Gondola cable cars:
The ski season typically begins in late November and lasts through to the first days of May, thanks to the area's high altitude.
The giant Arlberg ski area is one of the world's best-known ski areas and is divided into two main parts – the St Anton side and the Lech side – which are not connected by ski lifts. Advanced skiers can, however, ski from St Anton to Lech off-piste with a guide.
Ahead of the 2013/14 season, a third ‘sector’ of the Arlberg – representing around a fifth of the expanded total terrain – was added with the creation of the Arlberg Jet gondola lift link to the neighbouring ski areas of Schröcken and Warth, an expansion that had been planned for many decades.
Another attraction for good skiers is the number of marked ski routes. These are ungroomed trails offering skiing the way it used to be before piste bashers were invented, and these make up about a third of the 340km (211 miles) of terrain in the whole area. There's more than 32km (20 miles) of black runs too, including the 4.7km-long (3-mile) Langer Zug run number 37 – arguably the resort's toughest. Additionally, heli-skiing is another thrilling activity available locally.

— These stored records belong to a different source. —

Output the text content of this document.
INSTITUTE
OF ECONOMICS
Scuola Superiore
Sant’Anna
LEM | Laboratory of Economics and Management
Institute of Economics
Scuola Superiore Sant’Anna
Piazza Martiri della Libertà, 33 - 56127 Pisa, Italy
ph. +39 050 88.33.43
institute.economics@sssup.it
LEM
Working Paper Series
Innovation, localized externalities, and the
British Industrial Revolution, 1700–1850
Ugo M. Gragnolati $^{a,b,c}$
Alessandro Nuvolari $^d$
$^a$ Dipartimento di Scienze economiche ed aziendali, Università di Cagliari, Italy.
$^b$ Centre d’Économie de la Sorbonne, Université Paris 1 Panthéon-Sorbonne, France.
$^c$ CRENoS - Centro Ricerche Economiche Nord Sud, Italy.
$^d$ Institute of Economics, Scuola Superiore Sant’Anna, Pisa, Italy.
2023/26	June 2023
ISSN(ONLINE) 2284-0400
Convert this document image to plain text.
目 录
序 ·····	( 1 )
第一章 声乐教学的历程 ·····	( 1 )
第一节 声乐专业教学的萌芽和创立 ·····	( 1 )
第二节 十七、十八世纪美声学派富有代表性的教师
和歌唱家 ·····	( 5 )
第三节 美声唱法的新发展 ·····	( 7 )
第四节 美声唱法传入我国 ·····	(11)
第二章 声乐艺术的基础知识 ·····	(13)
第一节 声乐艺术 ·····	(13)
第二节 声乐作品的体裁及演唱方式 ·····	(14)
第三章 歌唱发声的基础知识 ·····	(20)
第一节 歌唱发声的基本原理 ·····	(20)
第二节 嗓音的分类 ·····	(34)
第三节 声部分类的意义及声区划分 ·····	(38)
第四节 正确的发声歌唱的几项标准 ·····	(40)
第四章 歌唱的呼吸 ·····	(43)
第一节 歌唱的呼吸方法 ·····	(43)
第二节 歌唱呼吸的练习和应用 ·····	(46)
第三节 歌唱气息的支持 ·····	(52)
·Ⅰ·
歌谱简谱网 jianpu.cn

Beginners and intermediates should be spoilt for choice, as 90% of the terrain in Lech itself is graded blue (easy) or red (intermediate) – with a relatively even division of the two. Beginners can also benefit from great nursery slopes and the century-old ski school's long-established reputation for excellence.
Intermediates have trails up to 5.7km (3.5 miles) in length to explore, and they have the added advantage of being able to follow the sunshine around the resort as there are slopes facing in each direction on the compass.
Unlike on the St Anton side, Lech limits the number of lift tickets sold at busy times to prevent overcrowding on the slopes. At the very start and end of the season ‘Snow Crystal' weeks allow lift passes to be sold at half the regular rate.